A recent study of four abstinence education programs finds that the programs had no effect on the sexual abstinence of youth. But it also finds that youth in these programs were no more likely to have unprotected sex, a concern that has been raised by some critics of these programs. The study found that youth in the four evaluated programs were no more likely than youth not in the programs to have abstained from sex in the four to six years after they began participating in the study. Youth in both groups who reported having had sex also had similar numbers of sexual partners and had initiated sex at the same average age.

“This is the first study of multi-year abstinence programs, and it is one of the few that has tracked its sample members for as long as six years,” notes Christopher Trenholm, the project director and a senior researcher at Mathematica. “The study finds that the sexual abstinence of students in four programs selected for the study was much the same as that of students who did not participate in these programs.”

“Some policymakers and health educators have criticized the Title V, Section 510 abstinence education programs, questioning whether the focus on abstinence puts teens at risk of having unprotected sex,” says Barbara Devaney, one of the study's principal investigators and vice president and director of Human Services Research at Mathematica. “The evaluation findings suggest that this is not the case. Participants in the abstinence education programs and nonparticipating youth had similar rates of unprotected sex at first intercourse and over the past 12 months.”

The study findings highlight the challenges faced by programs aiming to reduce adolescent sexual activity. Two lessons are important for future programming in this area:

Targeting youth at young ages may not be sufficient. Most Title V, Section 510 abstinence education programs are implemented in upper elementary and middle schools and most are completed before youth enter high school. The findings from this study provide no evidence that abstinence programs implemented at these grades reduce sexual activity of youth during their high school years. However, the findings provide no information on the effects programs might have if they were implemented in high school or began at earlier ages but continued through high school.

Peer support for abstinence erodes during adolescence. Peer support for abstinence is a significant predictor of later sexual activity. Although the four abstinence programs had at most a small impact on this measure in the short term and no impact in the long term, this finding suggests that promoting support for abstinence among peer networks should be an important feature of future abstinence programs.

The study used the most rigorous, scientifically based approach to measure the impacts of the programs. Much like a clinical trial in medicine, this approach compares outcomes for two statistically equivalent groups—a program group and a control group—created by random assignment (similar to a lottery). Youth in the program group were eligible to receive the abstinence education program services, while those in the control group were not, and received only the usual health, family life, and sex education services available in their schools and communities. When coupled with sufficiently large sample sizes, longitudinal surveys conducted by independent data collectors, and appropriate statistical methods, this design is able to produce highly credible estimates of the impacts of the programs being studied.
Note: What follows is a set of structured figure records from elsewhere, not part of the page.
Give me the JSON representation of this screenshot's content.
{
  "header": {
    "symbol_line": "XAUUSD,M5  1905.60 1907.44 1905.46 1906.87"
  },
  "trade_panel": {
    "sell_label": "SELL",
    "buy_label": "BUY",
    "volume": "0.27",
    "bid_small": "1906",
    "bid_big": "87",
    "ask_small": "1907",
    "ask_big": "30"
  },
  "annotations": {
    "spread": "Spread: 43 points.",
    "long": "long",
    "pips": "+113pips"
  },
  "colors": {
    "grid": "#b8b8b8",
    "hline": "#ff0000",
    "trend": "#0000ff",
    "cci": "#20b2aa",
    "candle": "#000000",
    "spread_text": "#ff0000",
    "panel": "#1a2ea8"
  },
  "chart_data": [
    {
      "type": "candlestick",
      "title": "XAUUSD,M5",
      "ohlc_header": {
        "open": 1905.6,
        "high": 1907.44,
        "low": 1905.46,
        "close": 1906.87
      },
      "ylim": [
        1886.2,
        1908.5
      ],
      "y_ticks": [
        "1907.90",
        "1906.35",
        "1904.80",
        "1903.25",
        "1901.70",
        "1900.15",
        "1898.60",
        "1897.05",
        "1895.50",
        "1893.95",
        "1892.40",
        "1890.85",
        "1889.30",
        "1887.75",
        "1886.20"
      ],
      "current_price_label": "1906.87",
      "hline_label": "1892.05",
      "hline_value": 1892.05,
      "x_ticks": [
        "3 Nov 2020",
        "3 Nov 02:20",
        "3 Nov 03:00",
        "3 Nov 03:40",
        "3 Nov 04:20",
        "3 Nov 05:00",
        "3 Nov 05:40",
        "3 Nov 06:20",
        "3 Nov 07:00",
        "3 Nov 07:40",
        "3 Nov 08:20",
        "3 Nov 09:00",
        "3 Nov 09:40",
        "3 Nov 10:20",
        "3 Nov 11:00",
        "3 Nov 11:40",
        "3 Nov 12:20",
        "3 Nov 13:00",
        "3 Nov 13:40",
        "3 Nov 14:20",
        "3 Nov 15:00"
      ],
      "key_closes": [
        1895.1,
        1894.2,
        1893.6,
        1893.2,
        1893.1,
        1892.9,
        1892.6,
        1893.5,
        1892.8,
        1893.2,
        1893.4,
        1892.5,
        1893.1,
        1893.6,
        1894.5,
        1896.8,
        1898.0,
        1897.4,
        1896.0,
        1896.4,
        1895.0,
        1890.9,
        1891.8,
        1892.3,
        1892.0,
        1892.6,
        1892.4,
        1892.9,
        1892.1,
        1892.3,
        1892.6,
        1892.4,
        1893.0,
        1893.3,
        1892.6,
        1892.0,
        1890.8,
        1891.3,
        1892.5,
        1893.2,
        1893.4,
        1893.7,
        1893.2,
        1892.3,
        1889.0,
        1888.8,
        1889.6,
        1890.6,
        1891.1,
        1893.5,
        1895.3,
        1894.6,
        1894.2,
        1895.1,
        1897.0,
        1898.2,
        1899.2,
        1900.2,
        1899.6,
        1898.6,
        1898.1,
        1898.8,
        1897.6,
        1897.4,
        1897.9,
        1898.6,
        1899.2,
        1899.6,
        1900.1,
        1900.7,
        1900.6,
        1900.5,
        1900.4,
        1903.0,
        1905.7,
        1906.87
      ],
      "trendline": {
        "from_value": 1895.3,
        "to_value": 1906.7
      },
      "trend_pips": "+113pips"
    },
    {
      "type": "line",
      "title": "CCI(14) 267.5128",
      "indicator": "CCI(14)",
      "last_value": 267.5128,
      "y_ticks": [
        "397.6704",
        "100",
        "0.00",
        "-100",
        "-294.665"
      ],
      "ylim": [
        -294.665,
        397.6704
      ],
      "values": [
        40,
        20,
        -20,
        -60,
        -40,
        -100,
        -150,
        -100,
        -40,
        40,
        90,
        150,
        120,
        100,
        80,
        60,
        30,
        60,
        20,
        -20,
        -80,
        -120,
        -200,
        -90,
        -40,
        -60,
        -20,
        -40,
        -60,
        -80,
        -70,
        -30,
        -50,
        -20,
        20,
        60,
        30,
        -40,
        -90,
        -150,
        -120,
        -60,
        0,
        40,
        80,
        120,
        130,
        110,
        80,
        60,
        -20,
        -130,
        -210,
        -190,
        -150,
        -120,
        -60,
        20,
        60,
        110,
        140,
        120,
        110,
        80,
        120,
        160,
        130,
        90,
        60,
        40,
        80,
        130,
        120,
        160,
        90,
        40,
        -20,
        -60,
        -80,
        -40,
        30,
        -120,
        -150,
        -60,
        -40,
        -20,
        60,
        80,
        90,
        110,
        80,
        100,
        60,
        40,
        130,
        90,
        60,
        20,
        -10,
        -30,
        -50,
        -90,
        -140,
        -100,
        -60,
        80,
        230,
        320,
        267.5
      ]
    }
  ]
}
Youth were enrolled in the study sample over three consecutive school years, from fall 1999 through fall 2001, and randomly assigned within schools to either the program or the control group. The results in this report are based on a survey given to 2,057 youth in 2005 and 2006, roughly four to six years after they began participating in the study; 1,209 had participated in one of the Title V, Section 510 abstinence education programs and 848 had been assigned to the control group. By the time the last follow-up survey was completed, youth had entered their mid to late teens, permitting the researchers to reliably measure program impacts on teen sexual activity and other risk behaviors.